RECURSOS REPETITIVOS - AFETAÇÃO
PROCESSO

ProAfR no REsp 1.554.596-SC, Rel. Min. Napoleão Nunes Maia Filho, Primeira Seção, por unanimidade, julgado em 16/10/2018, DJe 05/11/2018 (Tema 999)

RAMO DO DIREITO DIREITO PREVIDENCIÁRIO
TEMA

A Primeira Seção acolheu a proposta de afetação do recurso especial ao rito dos recursos repetitivos, conjuntamente com o REsp 1.596.203/PR de sorte a definir tese acerca da possibilidade de aplicação da regra definitiva prevista no art. 29, I e II da lei 8.213/1991, na apuração do salário de benefício, quando mais favorável do que a regra de transição contida no art. 3º. da Lei 9.876/1999, aos segurados que ingressaram no sistema antes de 26.11.1999 (data de edição da da lei 9.876/1999).


PROCESSO

ProAfR no REsp 1.763.462-MG, Rel. Min. Paulo de Tarso Sanseverino, Segunda Seção, por unanimidade, julgado em 30/10/2018, DJe 06/11/2018 (Tema 1000)

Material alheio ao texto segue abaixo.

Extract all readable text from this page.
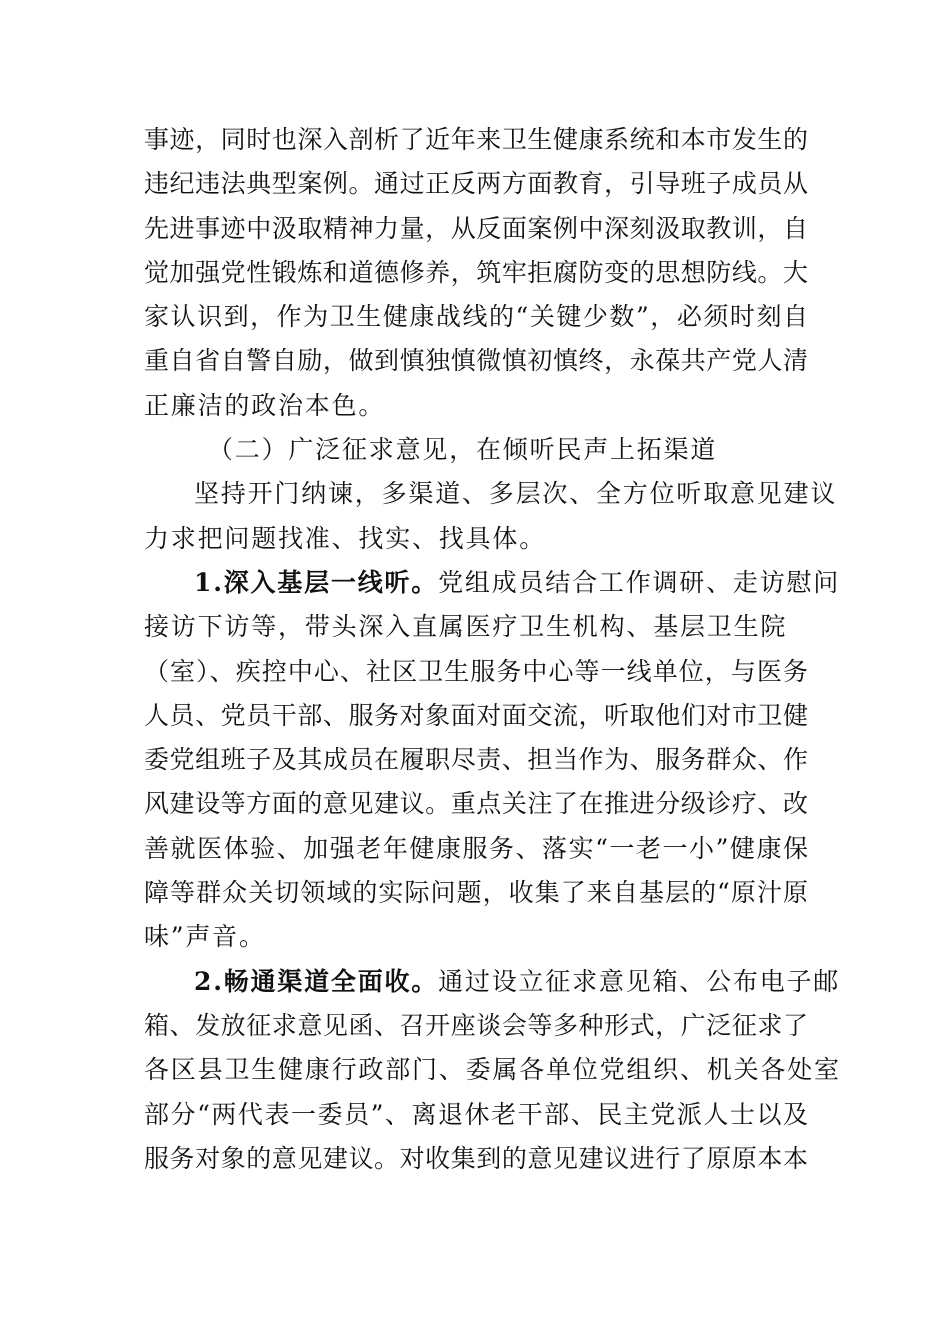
事迹，同时也深入剖析了近年来卫生健康系统和本市发生的
违纪违法典型案例。通过正反两方面教育，引导班子成员从
先进事迹中汲取精神力量，从反面案例中深刻汲取教训，自
觉加强党性锻炼和道德修养，筑牢拒腐防变的思想防线。大
家认识到，作为卫生健康战线的“关键少数”，必须时刻自
重自省自警自励，做到慎独慎微慎初慎终，永葆共产党人清
正廉洁的政治本色。
（二）广泛征求意见，在倾听民声上拓渠道
坚持开门纳谏，多渠道、多层次、全方位听取意见建议
力求把问题找准、找实、找具体。
1.深入基层一线听。党组成员结合工作调研、走访慰问
接访下访等，带头深入直属医疗卫生机构、基层卫生院
（室）、疾控中心、社区卫生服务中心等一线单位，与医务
人员、党员干部、服务对象面对面交流，听取他们对市卫健
委党组班子及其成员在履职尽责、担当作为、服务群众、作
风建设等方面的意见建议。重点关注了在推进分级诊疗、改
善就医体验、加强老年健康服务、落实“一老一小”健康保
障等群众关切领域的实际问题，收集了来自基层的“原汁原
味”声音。
2.畅通渠道全面收。通过设立征求意见箱、公布电子邮
箱、发放征求意见函、召开座谈会等多种形式，广泛征求了
各区县卫生健康行政部门、委属各单位党组织、机关各处室
部分“两代表一委员”、离退休老干部、民主党派人士以及
服务对象的意见建议。对收集到的意见建议进行了原原本本
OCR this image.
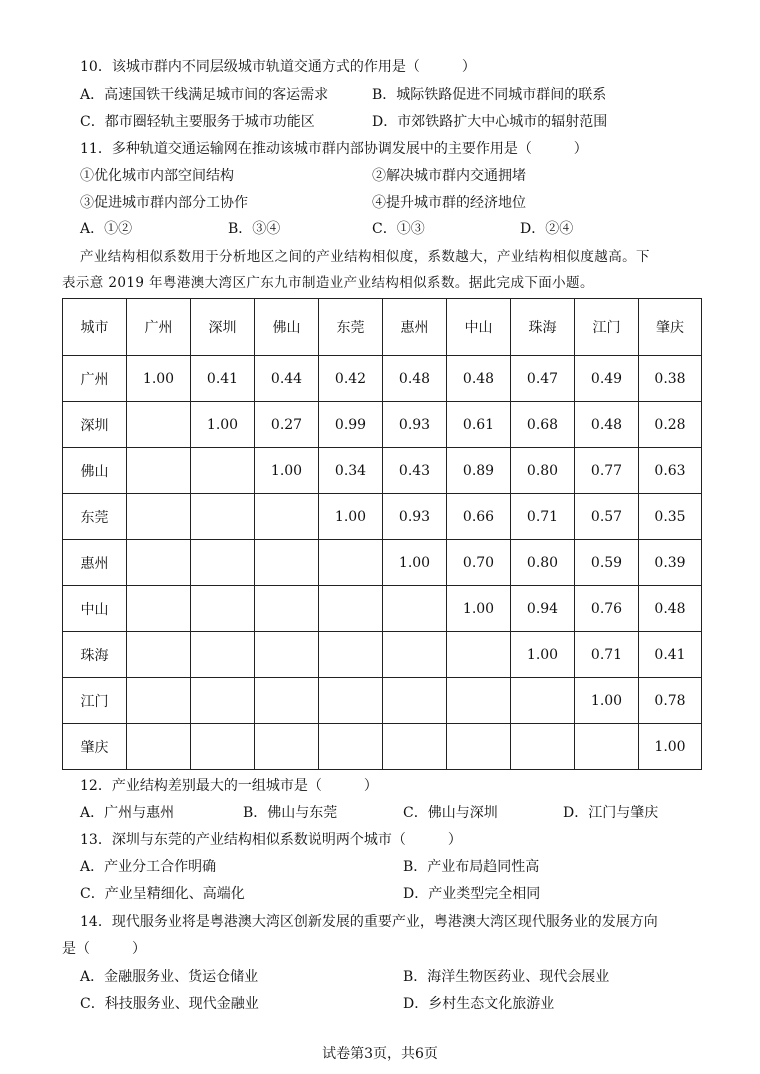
10．该城市群内不同层级城市轨道交通方式的作用是（　　　）
A．高速国铁干线满足城市间的客运需求	B．城际铁路促进不同城市群间的联系
C．都市圈轻轨主要服务于城市功能区	D．市郊铁路扩大中心城市的辐射范围
11．多种轨道交通运输网在推动该城市群内部协调发展中的主要作用是（　　　）
①优化城市内部空间结构	②解决城市群内交通拥堵
③促进城市群内部分工协作	④提升城市群的经济地位
A．①②	B．③④	C．①③	D．②④
产业结构相似系数用于分析地区之间的产业结构相似度，系数越大，产业结构相似度越高。下
表示意 2019 年粤港澳大湾区广东九市制造业产业结构相似系数。据此完成下面小题。
城市	广州	深圳	佛山	东莞	惠州	中山	珠海	江门	肇庆
广州	1.00	0.41	0.44	0.42	0.48	0.48	0.47	0.49	0.38
深圳		1.00	0.27	0.99	0.93	0.61	0.68	0.48	0.28
佛山			1.00	0.34	0.43	0.89	0.80	0.77	0.63
东莞				1.00	0.93	0.66	0.71	0.57	0.35
惠州					1.00	0.70	0.80	0.59	0.39
中山						1.00	0.94	0.76	0.48
珠海							1.00	0.71	0.41
江门								1.00	0.78
肇庆									1.00
12．产业结构差别最大的一组城市是（　　　）
A．广州与惠州	B．佛山与东莞	C．佛山与深圳	D．江门与肇庆
13．深圳与东莞的产业结构相似系数说明两个城市（　　　）
A．产业分工合作明确	B．产业布局趋同性高
C．产业呈精细化、高端化	D．产业类型完全相同
14．现代服务业将是粤港澳大湾区创新发展的重要产业，粤港澳大湾区现代服务业的发展方向
是（　　　）
A．金融服务业、货运仓储业	B．海洋生物医药业、现代会展业
C．科技服务业、现代金融业	D．乡村生态文化旅游业
试卷第3页，共6页
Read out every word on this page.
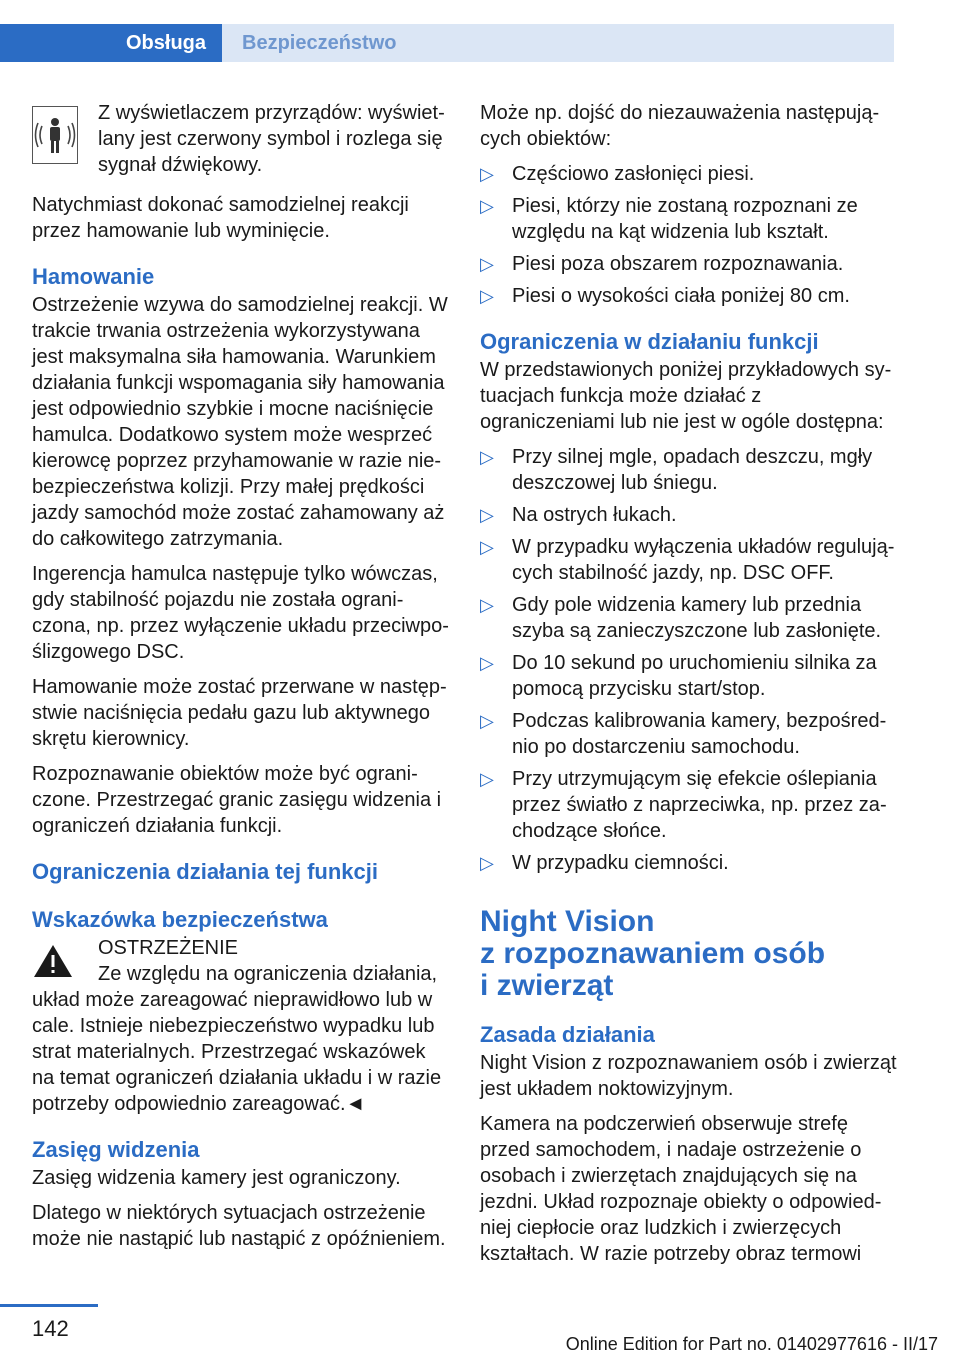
Obsługa	Bezpieczeństwo

Z wyświetlaczem przyrządów: wyświetlany jest czerwony symbol i rozlega się sygnał dźwiękowy.

Natychmiast dokonać samodzielnej reakcji przez hamowanie lub wyminięcie.

Hamowanie

Ostrzeżenie wzywa do samodzielnej reakcji. W trakcie trwania ostrzeżenia wykorzystywana jest maksymalna siła hamowania. Warunkiem działania funkcji wspomagania siły hamowania jest odpowiednio szybkie i mocne naciśnięcie hamulca. Dodatkowo system może wesprzeć kierowcę poprzez przyhamowanie w razie niebezpieczeństwa kolizji. Przy małej prędkości jazdy samochód może zostać zahamowany aż do całkowitego zatrzymania.

Ingerencja hamulca następuje tylko wówczas, gdy stabilność pojazdu nie została ograniczona, np. przez wyłączenie układu przeciwpoślizgowego DSC.

Hamowanie może zostać przerwane w następstwie naciśnięcia pedału gazu lub aktywnego skrętu kierownicy.

Rozpoznawanie obiektów może być ograniczone. Przestrzegać granic zasięgu widzenia i ograniczeń działania funkcji.

Ograniczenia działania tej funkcji
Wskazówka bezpieczeństwa
OSTRZEŻENIE
Ze względu na ograniczenia działania,

układ może zareagować nieprawidłowo lub w cale. Istnieje niebezpieczeństwo wypadku lub strat materialnych. Przestrzegać wskazówek na temat ograniczeń działania układu i w razie potrzeby odpowiednio zareagować.◄

Zasięg widzenia

Zasięg widzenia kamery jest ograniczony.

Dlatego w niektórych sytuacjach ostrzeżenie może nie nastąpić lub nastąpić z opóźnieniem.

Może np. dojść do niezauważenia następujących obiektów:

▷ Częściowo zasłonięci piesi.
▷ Piesi, którzy nie zostaną rozpoznani ze względu na kąt widzenia lub kształt.
▷ Piesi poza obszarem rozpoznawania.
▷ Piesi o wysokości ciała poniżej 80 cm.
Ograniczenia w działaniu funkcji

W przedstawionych poniżej przykładowych sytuacjach funkcja może działać z ograniczeniami lub nie jest w ogóle dostępna:

▷ Przy silnej mgle, opadach deszczu, mgły deszczowej lub śniegu.
▷ Na ostrych łukach.
▷ W przypadku wyłączenia układów regulujących stabilność jazdy, np. DSC OFF.
▷ Gdy pole widzenia kamery lub przednia szyba są zanieczyszczone lub zasłonięte.
▷ Do 10 sekund po uruchomieniu silnika za pomocą przycisku start/stop.
▷ Podczas kalibrowania kamery, bezpośrednio po dostarczeniu samochodu.
▷ Przy utrzymującym się efekcie oślepiania przez światło z naprzeciwka, np. przez zachodzące słońce.
▷ W przypadku ciemności.
Night Vision
z rozpoznawaniem osób
i zwierząt
Zasada działania

Night Vision z rozpoznawaniem osób i zwierząt jest układem noktowizyjnym.

Kamera na podczerwień obserwuje strefę przed samochodem, i nadaje ostrzeżenie o osobach i zwierzętach znajdujących się na jezdni. Układ rozpoznaje obiekty o odpowiedniej ciepłocie oraz ludzkich i zwierzęcych kształtach. W razie potrzeby obraz termowi

142
Online Edition for Part no. 01402977616 - II/17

RAMO DO DIREITO DIREITO PROCESSUAL CIVIL
TEMA

A Segunda Seção acolheu a proposta de afetação do recurso especial ao rito dos recursos repetitivos, conjuntamente com o REsp 1.777.553/SP de sorte a definir tese sobre a seguinte controvérsia: cabimento ou não de multa cominatória na exibição, incidental ou autônoma, de documento relativo a direito disponível, na vigência do CPC/2015.